Ich bin eine US-Amerikanerin, die in Mailand lebt. Das bedeutet, dass mein Telefon und mein E-Mail-Konto quasi explodierten wegen der vielen Gedanken, ob das, was in Italien zurzeit geschieht, nun vernünftig, übertrieben oder einfach unvermeidbar ist.
Italien verzeichnet nach China die höchste Zahl an Menschen, die sich mit dem Coronavirus infiziert haben. Bis zum 15. März wurden in Italien 27.980 Fälle registriert, wobei 23.073 Menschen derzeit erkrankt und 2.158 gestorben sind. Daher haben die italienischen Behörden die restriktivsten Maßnahmen aller Länder nach China zur Eindämmung des neuartigen Coronavirus ergriffen. Mittlerweile folgen viele andere Länder in Europa diesem Beispiel, angefangen mit Spanien und Frankreich. Auch die USA haben ähnliche Schritte eingeleitet.

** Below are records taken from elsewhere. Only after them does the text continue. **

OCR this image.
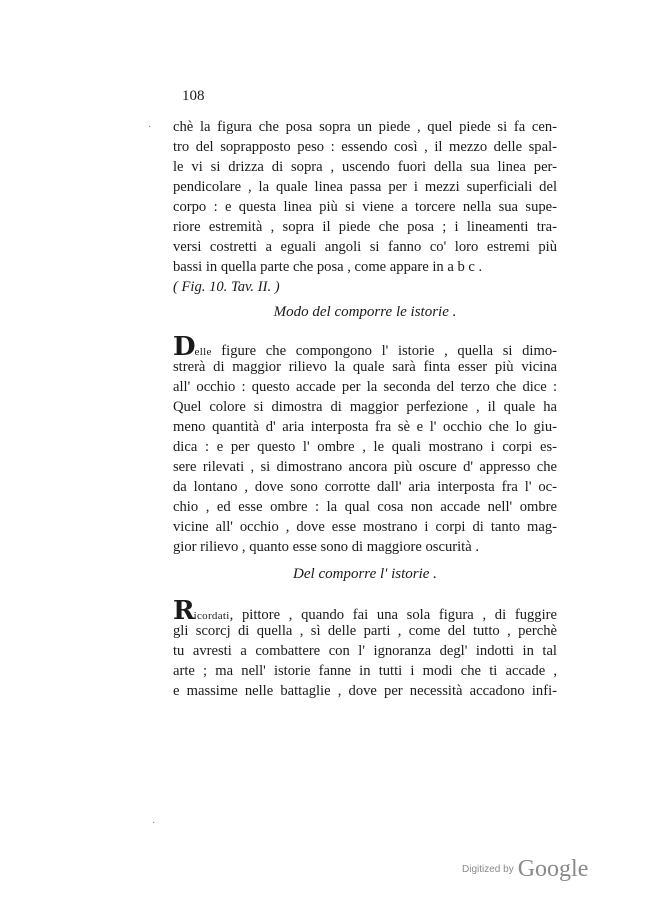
108
chè la figura che posa sopra un piede , quel piede si fa cen-
tro del soprapposto peso : essendo così , il mezzo delle spal-
le vi si drizza di sopra , uscendo fuori della sua linea per-
pendicolare , la quale linea passa per i mezzi superficiali del
corpo : e questa linea più si viene a torcere nella sua supe-
riore estremità , sopra il piede che posa ; i lineamenti tra-
versi costretti a eguali angoli si fanno co' loro estremi più
bassi in quella parte che posa , come appare in a b c .
( Fig. 10. Tav. II. )
Modo del comporre le istorie .
Delle figure che compongono l' istorie , quella si dimo-
strerà di maggior rilievo la quale sarà finta esser più vicina
all' occhio : questo accade per la seconda del terzo che dice :
Quel colore si dimostra di maggior perfezione , il quale ha
meno quantità d' aria interposta fra sè e l' occhio che lo giu-
dica : e per questo l' ombre , le quali mostrano i corpi es-
sere rilevati , si dimostrano ancora più oscure d' appresso che
da lontano , dove sono corrotte dall' aria interposta fra l' oc-
chio , ed esse ombre : la qual cosa non accade nell' ombre
vicine all' occhio , dove esse mostrano i corpi di tanto mag-
gior rilievo , quanto esse sono di maggiore oscurità .
Del comporre l' istorie .
Ricordati, pittore , quando fai una sola figura , di fuggire
gli scorcj di quella , sì delle parti , come del tutto , perchè
tu avresti a combattere con l' ignoranza degl' indotti in tal
arte ; ma nell' istorie fanne in tutti i modi che ti accade ,
e massime nelle battaglie , dove per necessità accadono infi-
·
·
Digitized by Google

Seit dem 11. März sind alle Bars, Restaurants sowie die meisten Geschäfte im ganzen Land geschlossen. Lebensmittelgeschäfte und Apotheken haben weiterhin geöffnet, ebenso wie einige Zeitungskioske und – wir sind schließlich in Italien - Tabakläden. Da alle Menschen aufgefordert sind, zu Hause zu bleiben, sind die Straßen leer im sonst so lauten und verschmutzten Mailand. Schilder in den Schaufenstern der Supermärkte fordern die Menschen dazu auf, einen Meter Abstand voneinander zu halten, und Sicherheitspersonal kontrolliert, wie viele Personen auf einmal einen Laden betreten dürfen. Ich stand kürzlich an, um Milch und Nudeln zu kaufen. Ich stand in in einer ordentlichen Schlange von etwa 20 Leuten, die einmal um den ganzen Häuserblock ging, da wir alle den entsprechenden Abstand zueinander hielten. Um ihre Großeltern zu schützen, halten viele junge Menschen sich von ihnen fern, auch wenn dies eine schmerzhafte Maßnahme ist.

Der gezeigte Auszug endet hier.